New mapping in the Paleozoic rocks in the Orange-Milford belt of south-central Connecticut has led to the identification of fault-bound slices of schists, breccias, mylonites, and polydeformed mafic and ultramafic rocks. Structures previously interpreted as bedding are now understood to be metamorphic foliations, and field relationships indicate fault or intrusive contacts for all map units in the area.

The southern-most unit, the Savin schist, a multiply deformed sandy argillite, extends north to include the muscovite-, chlorite-, and quartz-rich schist east of the Maltby Lakes.

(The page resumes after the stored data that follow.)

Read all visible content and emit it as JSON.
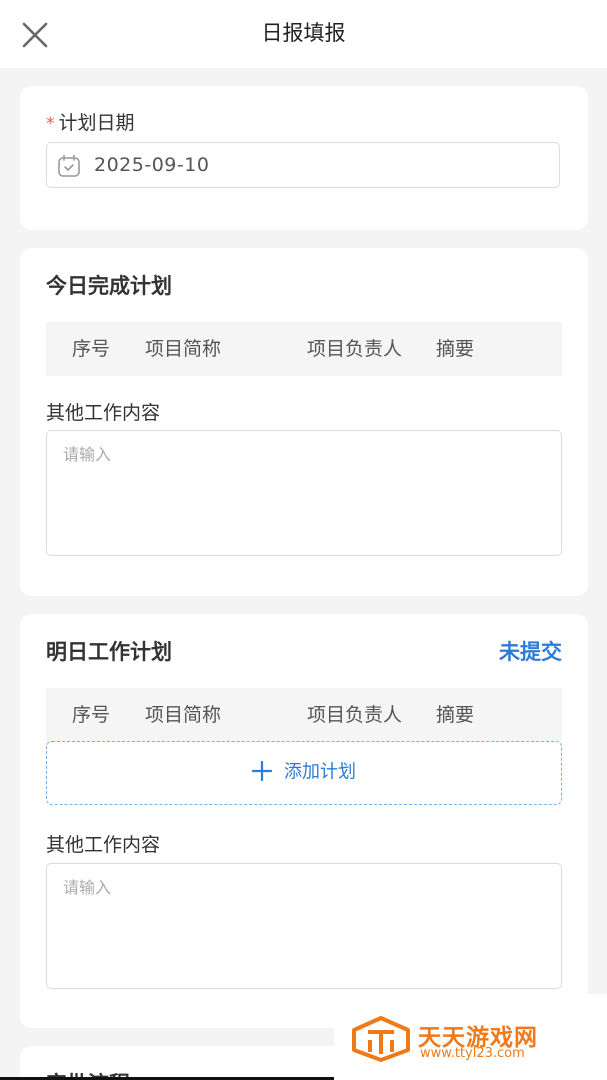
{
  "header": {
    "title": "日报填报",
    "close_icon": "close-icon"
  },
  "plan_date": {
    "required_mark": "*",
    "label": "计划日期",
    "value": "2025-09-10",
    "icon": "calendar-icon"
  },
  "today_plan": {
    "title": "今日完成计划",
    "columns": [
      "序号",
      "项目简称",
      "项目负责人",
      "摘要"
    ],
    "other_label": "其他工作内容",
    "other_placeholder": "请输入"
  },
  "tomorrow_plan": {
    "title": "明日工作计划",
    "status": "未提交",
    "columns": [
      "序号",
      "项目简称",
      "项目负责人",
      "摘要"
    ],
    "add_label": "添加计划",
    "other_label": "其他工作内容",
    "other_placeholder": "请输入"
  },
  "approval": {
    "title": "审批流程"
  },
  "watermark": {
    "name": "天天游戏网",
    "url": "www.ttyl23.com"
  },
  "colors": {
    "accent": "#2d7bd6",
    "required": "#e55b4d",
    "watermark": "#ef7a1a"
  }
}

Here, mylonites and foliated breccias define a fault contact between the Savin schist and the Maltby Lakes “volcanics.”

Serpentinite outcrops at the eastern extent of the Maltby Lakes unit. Pillow-like structures pervade further north. These open the possibility that the Maltby Lakes unit constitutes a slice of oceanic crust. Existing geochemistry supports N-MORB affinity. The mafic to ultramafic Maltby Lakes schists and mylonites bear a complex metamorphic history. Amphibole porphyroclasts with Si contents greater than 7.2 p.f.u. are enveloped in amphibole mylonites with Si contents as low as 6.5 p.f.u., suggesting prograde deformation prior to juxtaposition with the Savin, and to dissection by the Allingtown dyke swarm.

The Allingtown porphyry synkinematically intrudes both the Maltby Lakes and Savin units. Though in places the rock is deformed only brittly, and retains igneous flow textures, the relic plagioclase + pyroxene assemblage has been almost entirely saussuritized/uralitized. Further, the Allingtown porphyry is pervasively schistose, containing bands of reaction-softened chlorite + amphibole + albite. Where contact with country rock is exposed, the dykes boudinage and are transposed into the dominant schistosity. Tectonic inclusions of the Allingtown can be found throughout the Maltby Lakes package.

Contact between the Maltby Lakes amphibolite and the Wepawaug slate to the north is covered in New Haven quadrangle, but attenuated and folded veins and dextral shear sense indicators increase toward the contact on either side. These structures plus the abrupt drop in metamorphic grade into the Wepawaug Schist show this also to be a fault contact.